Natural Policy Gradient for Average Reward Non-Stationary RL
Neharika Jali, Eshika Pathak, Pranay Sharma, Guannan Qu, Gauri Joshi
TL;DR
This work addresses non-stationary reinforcement learning in the infinite-horizon average-reward setting, modeling dynamics with time-varying rewards and transitions under a variation budget $\Delta_T$. It introduces NS-NAC, a model-free policy-gradient algorithm with restart-based exploration and two-timescale updates, and a parameter-free BORL-NS-NAC that tunes hyperparameters via a bandit-over-RL framework. The authors establish a dynamic regret bound of $\tilde{O}(|S|^{1/2}|A|^{1/2}\Delta_T^{1/6}T^{5/6})$ and provide a detailed regret-decomposition analysis that handles non-stationarity through Lyapunov-function-based techniques and auxiliary Markov chains.

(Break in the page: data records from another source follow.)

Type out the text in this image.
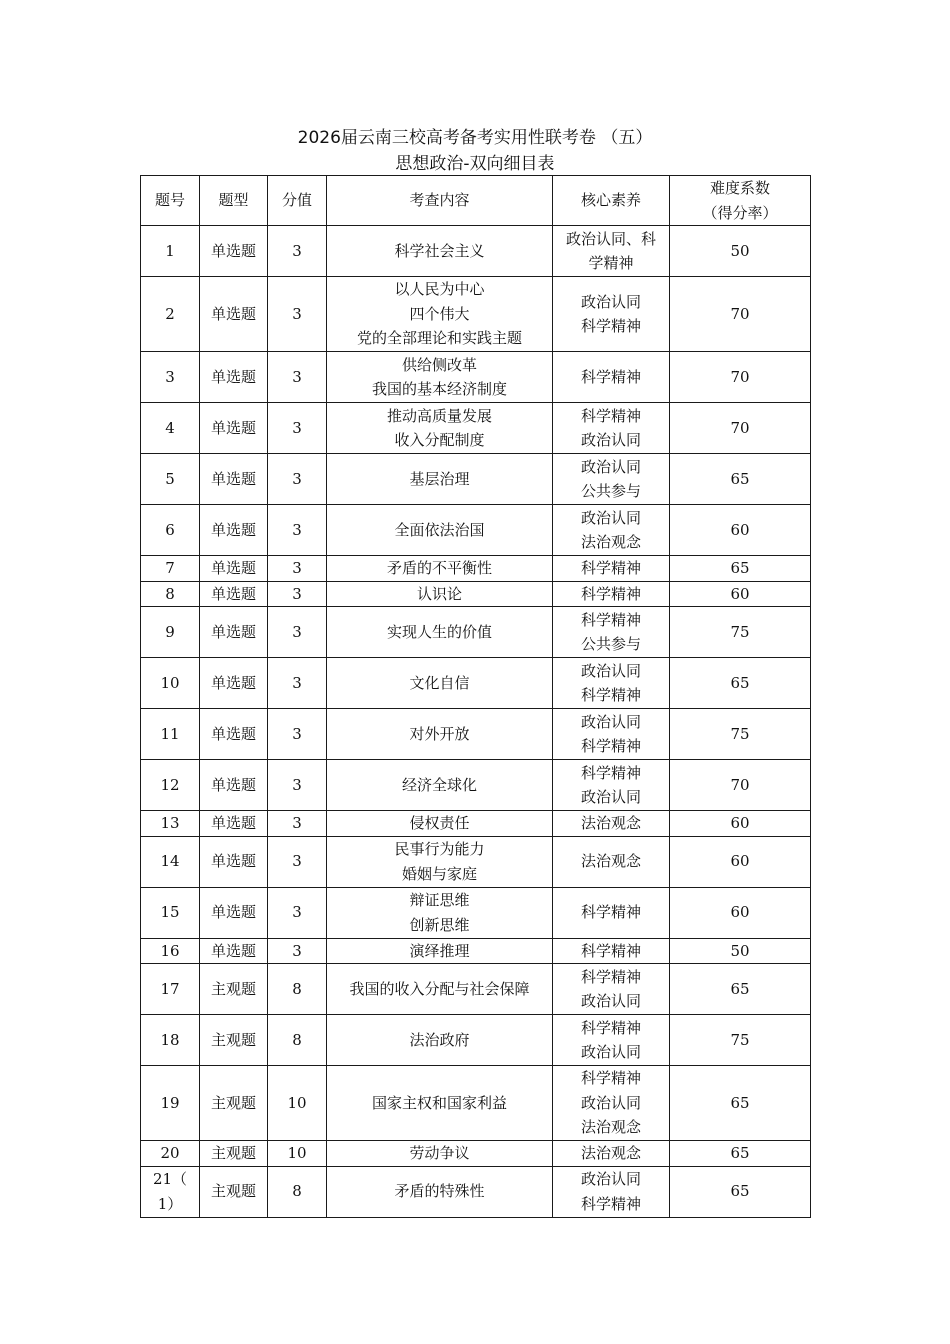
2026届云南三校高考备考实用性联考卷 （五）
思想政治-双向细目表
题号	题型	分值	考查内容	核心素养	难度系数
（得分率）
1	单选题	3	科学社会主义	政治认同、科
学精神	50
2	单选题	3	以人民为中心
四个伟大
党的全部理论和实践主题	政治认同
科学精神	70
3	单选题	3	供给侧改革
我国的基本经济制度	科学精神	70
4	单选题	3	推动高质量发展
收入分配制度	科学精神
政治认同	70
5	单选题	3	基层治理	政治认同
公共参与	65
6	单选题	3	全面依法治国	政治认同
法治观念	60
7	单选题	3	矛盾的不平衡性	科学精神	65
8	单选题	3	认识论	科学精神	60
9	单选题	3	实现人生的价值	科学精神
公共参与	75
10	单选题	3	文化自信	政治认同
科学精神	65
11	单选题	3	对外开放	政治认同
科学精神	75
12	单选题	3	经济全球化	科学精神
政治认同	70
13	单选题	3	侵权责任	法治观念	60
14	单选题	3	民事行为能力
婚姻与家庭	法治观念	60
15	单选题	3	辩证思维
创新思维	科学精神	60
16	单选题	3	演绎推理	科学精神	50
17	主观题	8	我国的收入分配与社会保障	科学精神
政治认同	65
18	主观题	8	法治政府	科学精神
政治认同	75
19	主观题	10	国家主权和国家利益	科学精神
政治认同
法治观念	65
20	主观题	10	劳动争议	法治观念	65
21（
1）	主观题	8	矛盾的特殊性	政治认同
科学精神	65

Empirical results on synthetic non-stationary MDPs show that NS-NAC and BORL-NS-NAC achieve sublinear dynamic regret, demonstrating the viability of model-free policy-based methods in continual non-stationary RL scenarios.
Abstract
We consider the problem of non-stationary reinforcement learning (RL) in the infinite-horizon average-reward setting. We model it by a Markov Decision Process with time-varying rewards and transition probabilities, with a variation budget of $Δ_T$. Existing non-stationary RL algorithms focus on model-based and model-free value-based methods. Policy-based methods despite their flexibility in practice are not theoretically well understood in non-stationary RL. We propose and analyze the first model-free policy-based algorithm, Non-Stationary Natural Actor-Critic (NS-NAC), a policy gradient method with a restart based exploration for change and a novel interpretation of learning rates as adapting factors. Further, we present a bandit-over-RL based parameter-free algorithm BORL-NS-NAC that does not require prior knowledge of the variation budget $Δ_T$. We present a dynamic regret of $\tilde{\mathscr O}(|S|^{1/2}|A|^{1/2}Δ_T^{1/6}T^{5/6})$ for both algorithms, where $T$ is the time horizon, and $|S|$, $|A|$ are the sizes of the state and action spaces. The regret analysis leverages a novel adaptation of the Lyapunov function analysis of NAC to dynamic environments and characterizes the effects of simultaneous updates in policy, value function estimate and changes in the environment.